The following materials are available in the online version of this article.

• Supplemental Figure 1. Incorporation Levels of Lys-4 and Lys-8 Amino Acids in Both Biological Replicates.

• Supplemental Figure 2. Comparison of the SILAC Quantitation Accuracy in Arabidopsis and HuH7 (Human) Cell Lines Labeled with Medium-Heavy (Lys-4 and Arg-6) and Heavy (Lys-8 and Arg-10) Amino Acids.
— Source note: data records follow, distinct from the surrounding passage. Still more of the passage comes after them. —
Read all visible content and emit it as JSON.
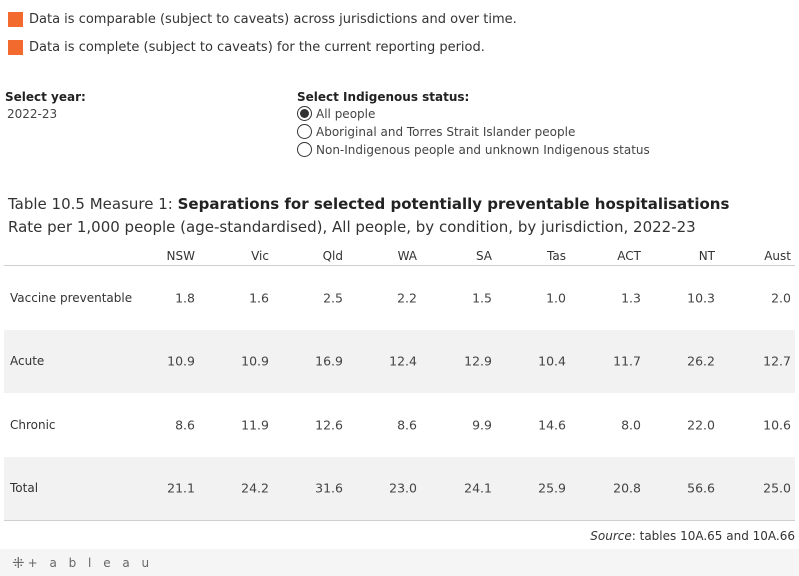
{
  "legend": {
    "items": [
      {
        "text": "Data is comparable (subject to caveats) across jurisdictions and over time."
      },
      {
        "text": "Data is complete (subject to caveats) for the current reporting period."
      }
    ],
    "color": "#f26a2e"
  },
  "year_filter": {
    "label": "Select year:",
    "value": "2022-23"
  },
  "indigenous_filter": {
    "label": "Select Indigenous status:",
    "options": [
      {
        "label": "All people",
        "selected": true
      },
      {
        "label": "Aboriginal and Torres Strait Islander people",
        "selected": false
      },
      {
        "label": "Non-Indigenous people and unknown Indigenous status",
        "selected": false
      }
    ]
  },
  "title": {
    "prefix": "Table 10.5 Measure 1: ",
    "main": "Separations for selected potentially preventable hospitalisations",
    "subtitle": "Rate per 1,000 people (age-standardised), All people, by condition, by jurisdiction, 2022-23"
  },
  "table": {
    "columns": [
      "NSW",
      "Vic",
      "Qld",
      "WA",
      "SA",
      "Tas",
      "ACT",
      "NT",
      "Aust"
    ],
    "rows": [
      {
        "label": "Vaccine preventable",
        "values": [
          "1.8",
          "1.6",
          "2.5",
          "2.2",
          "1.5",
          "1.0",
          "1.3",
          "10.3",
          "2.0"
        ]
      },
      {
        "label": "Acute",
        "values": [
          "10.9",
          "10.9",
          "16.9",
          "12.4",
          "12.9",
          "10.4",
          "11.7",
          "26.2",
          "12.7"
        ]
      },
      {
        "label": "Chronic",
        "values": [
          "8.6",
          "11.9",
          "12.6",
          "8.6",
          "9.9",
          "14.6",
          "8.0",
          "22.0",
          "10.6"
        ]
      },
      {
        "label": "Total",
        "values": [
          "21.1",
          "24.2",
          "31.6",
          "23.0",
          "24.1",
          "25.9",
          "20.8",
          "56.6",
          "25.0"
        ]
      }
    ]
  },
  "source": {
    "label": "Source",
    "text": ": tables 10A.65 and 10A.66"
  },
  "footer": {
    "logo_plus": "⁜",
    "logo_text": "+ a b l e a u"
  }
}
• Supplemental Figure 3. Scatterplots Comparing SILAC Ratios Measured in Different Experiments Show That the Ratios of Twofold and up Can Be Fully Resolved at the Peptide and Protein Level.

• Supplemental Figure 4. Comparison of the SILAC Quantitation Accuracy in the Arabidopsis Experiments 1 and 2 (Cells Labeled to 84%) and HuH7 Cell Lines for All Measured Samples.

• Supplemental Data Set 1. Accuracy and Reproducibility of SILAC Ratio Measurements at the Peptide and Protein Level in All Experiments.